Was Vata und Kappa gemeinsam haben, ist die Erkältung, also benötigen beide Warmspeisen. Alle Meerestiere vergrößern den Anteil an der Gesamtmenge an Kapha. Bei allen Objektiven erhöht sich Vata. Für die weitere Behandlung mit Heilkräutern ist Weihrauch als Kortisonersatz sehr gut einsetzbar (nach Rücksprache mit dem Arzt). Zur Reduzierung von Kappa gibt es Kräutermischungen in Form von Tabletten, aber auch als Nasenöl.
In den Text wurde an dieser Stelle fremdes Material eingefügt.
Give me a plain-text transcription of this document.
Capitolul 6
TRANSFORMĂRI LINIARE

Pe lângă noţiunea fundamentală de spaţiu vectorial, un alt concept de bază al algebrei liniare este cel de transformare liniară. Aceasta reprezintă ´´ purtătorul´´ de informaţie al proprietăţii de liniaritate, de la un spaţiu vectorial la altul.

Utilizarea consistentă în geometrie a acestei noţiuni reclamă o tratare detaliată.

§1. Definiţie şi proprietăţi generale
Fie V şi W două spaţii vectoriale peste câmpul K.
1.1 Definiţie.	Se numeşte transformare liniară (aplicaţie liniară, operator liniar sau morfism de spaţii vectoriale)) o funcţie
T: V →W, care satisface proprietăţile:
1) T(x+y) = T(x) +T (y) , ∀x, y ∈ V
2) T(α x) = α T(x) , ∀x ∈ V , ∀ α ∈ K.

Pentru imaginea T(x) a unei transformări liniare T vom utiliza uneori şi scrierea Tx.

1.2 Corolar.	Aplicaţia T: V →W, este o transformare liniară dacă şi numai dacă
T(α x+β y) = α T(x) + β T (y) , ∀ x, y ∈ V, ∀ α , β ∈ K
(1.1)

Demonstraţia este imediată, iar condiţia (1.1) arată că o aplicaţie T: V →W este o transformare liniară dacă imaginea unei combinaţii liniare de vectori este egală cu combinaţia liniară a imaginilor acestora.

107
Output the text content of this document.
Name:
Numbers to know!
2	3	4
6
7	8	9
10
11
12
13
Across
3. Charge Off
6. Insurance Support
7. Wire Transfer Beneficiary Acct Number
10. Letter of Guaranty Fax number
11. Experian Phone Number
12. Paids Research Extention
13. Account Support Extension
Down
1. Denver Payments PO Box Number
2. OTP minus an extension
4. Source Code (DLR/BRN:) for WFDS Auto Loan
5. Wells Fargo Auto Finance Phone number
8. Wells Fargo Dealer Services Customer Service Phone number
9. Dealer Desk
Für die Vata-Reduktion sind pflanzliche Mischungen in öl zur örtlichen Reibung erhältlich. Auch wenn diese Behandlung vor dem Auftreten von Heuschnupfensymptomen erfolgen sollte, sollte der Umgang mit den Auslösern während der Heuschnupfenperiode vermieden werden. Das trifft natürlich nicht nur auf Heu-Fieber zu, sondern auf alle möglichen allergischen Reaktionen.

Sind die Allergene bekannt, sollten sie vermieden werden. Der Ayurveda hilft vor allem bei Allergie, kann aber die konventionelle medizinische Behandlung im Akutstadium nicht verdrängen.